Here the invoke code routine to extract exact the section which contains the data, in this case only the Verbrauchskosten:

image

int x= 296, y=1873, width=834, height=57;
Bitmap source = new Bitmap(@"Side1.jpg");
CroppedImage = source.Clone(new System.Drawing.Rectangle(x, y, width, height), source.PixelFormat);

image

It is very easy to detect the section coordinates with MS Paint.

image

image

With an appropriate modularization you can use this very universally. Don’t forget to add the German language data for Tesseract.
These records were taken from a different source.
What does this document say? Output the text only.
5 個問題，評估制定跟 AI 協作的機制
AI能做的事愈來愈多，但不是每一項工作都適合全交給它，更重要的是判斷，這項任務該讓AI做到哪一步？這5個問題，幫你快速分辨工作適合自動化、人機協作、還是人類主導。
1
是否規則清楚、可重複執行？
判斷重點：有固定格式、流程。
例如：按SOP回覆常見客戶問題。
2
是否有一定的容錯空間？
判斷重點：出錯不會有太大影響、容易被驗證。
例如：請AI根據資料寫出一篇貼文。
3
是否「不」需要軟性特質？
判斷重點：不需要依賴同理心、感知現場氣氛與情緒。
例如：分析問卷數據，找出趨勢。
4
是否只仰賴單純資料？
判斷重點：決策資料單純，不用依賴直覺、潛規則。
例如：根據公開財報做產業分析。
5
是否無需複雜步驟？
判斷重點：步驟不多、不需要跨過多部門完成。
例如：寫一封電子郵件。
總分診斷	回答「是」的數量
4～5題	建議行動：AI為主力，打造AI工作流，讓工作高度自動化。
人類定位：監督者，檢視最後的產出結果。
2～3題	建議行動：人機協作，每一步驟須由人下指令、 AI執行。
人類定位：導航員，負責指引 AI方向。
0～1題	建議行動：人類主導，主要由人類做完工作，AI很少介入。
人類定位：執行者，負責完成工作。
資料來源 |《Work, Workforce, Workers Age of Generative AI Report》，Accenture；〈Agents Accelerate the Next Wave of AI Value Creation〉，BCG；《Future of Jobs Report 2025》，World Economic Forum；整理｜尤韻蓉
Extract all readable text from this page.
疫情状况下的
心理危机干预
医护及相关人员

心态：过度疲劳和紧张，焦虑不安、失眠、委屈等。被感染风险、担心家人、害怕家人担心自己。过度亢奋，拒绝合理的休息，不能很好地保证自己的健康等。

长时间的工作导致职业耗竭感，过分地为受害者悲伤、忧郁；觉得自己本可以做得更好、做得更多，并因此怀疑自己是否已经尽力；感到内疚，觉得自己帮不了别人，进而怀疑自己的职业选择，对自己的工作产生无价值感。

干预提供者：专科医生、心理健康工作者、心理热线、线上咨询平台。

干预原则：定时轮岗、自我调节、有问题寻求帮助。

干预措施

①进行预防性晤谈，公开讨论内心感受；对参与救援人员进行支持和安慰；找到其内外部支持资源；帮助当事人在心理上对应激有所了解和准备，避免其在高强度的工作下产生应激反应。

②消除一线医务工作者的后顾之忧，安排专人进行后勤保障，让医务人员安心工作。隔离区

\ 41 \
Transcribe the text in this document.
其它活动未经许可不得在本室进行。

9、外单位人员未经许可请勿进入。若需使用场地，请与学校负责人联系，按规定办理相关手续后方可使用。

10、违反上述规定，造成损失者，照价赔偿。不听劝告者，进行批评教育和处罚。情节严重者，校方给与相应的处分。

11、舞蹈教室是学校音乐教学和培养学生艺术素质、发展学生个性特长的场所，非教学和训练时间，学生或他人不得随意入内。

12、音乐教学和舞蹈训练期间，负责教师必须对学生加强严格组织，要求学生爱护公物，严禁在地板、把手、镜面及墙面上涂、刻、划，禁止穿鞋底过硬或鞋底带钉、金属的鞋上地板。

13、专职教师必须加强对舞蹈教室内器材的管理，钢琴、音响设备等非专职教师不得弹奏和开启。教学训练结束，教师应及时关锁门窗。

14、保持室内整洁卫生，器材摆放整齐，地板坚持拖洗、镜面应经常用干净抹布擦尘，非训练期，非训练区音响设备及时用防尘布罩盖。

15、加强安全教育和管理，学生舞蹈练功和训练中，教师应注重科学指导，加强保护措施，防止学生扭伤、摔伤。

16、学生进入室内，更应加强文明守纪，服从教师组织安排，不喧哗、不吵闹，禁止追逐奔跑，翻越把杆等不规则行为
With this coordinates you get all information:

int x= 296, y=1873, width=834, height=311;

image

4 Likes

Thank you very much for this good advice.
But let me add two items:
when my code uses captials (“New” instead of “new”), it will stop with “No compiled code to run”, and “error CS1002:; expected”
I was not able to get the language code into Tesseract. It says “Tesseract OCR: Error performing OCR: InvalidInputLanguage”
Do I have do download language files as it says here: Installing OCR Languages
I do not have these folders (using exe-Studio, but even in %localappdata% I do not have it.)

Hallo Tobias,
C# differentiate between upper and lower case, new is correct, New is not correct.
Yes, download the file deu.traineddata and copy it to the path
c:\Users\YourName\.nuget\packages\uipath.vision\3.0.1\build\net461\tessdata\
after you have add the activity Tesseract OCR to your sequence. After you have done that, you can use the German text recognition.
Best regards
Stefan

1 Like

Thank you Stefan, that was very helpfull. I had to add the UIPath.Vision as well, this wasn’t clear before. I added the language file to my nuget folder and it did a good result. (changed the profile to “scan” which takes longer, but all text is reconginzed correctly now).
Many thanks!

1 Like

This topic was automatically closed 3 days after the last reply. New replies are no longer allowed.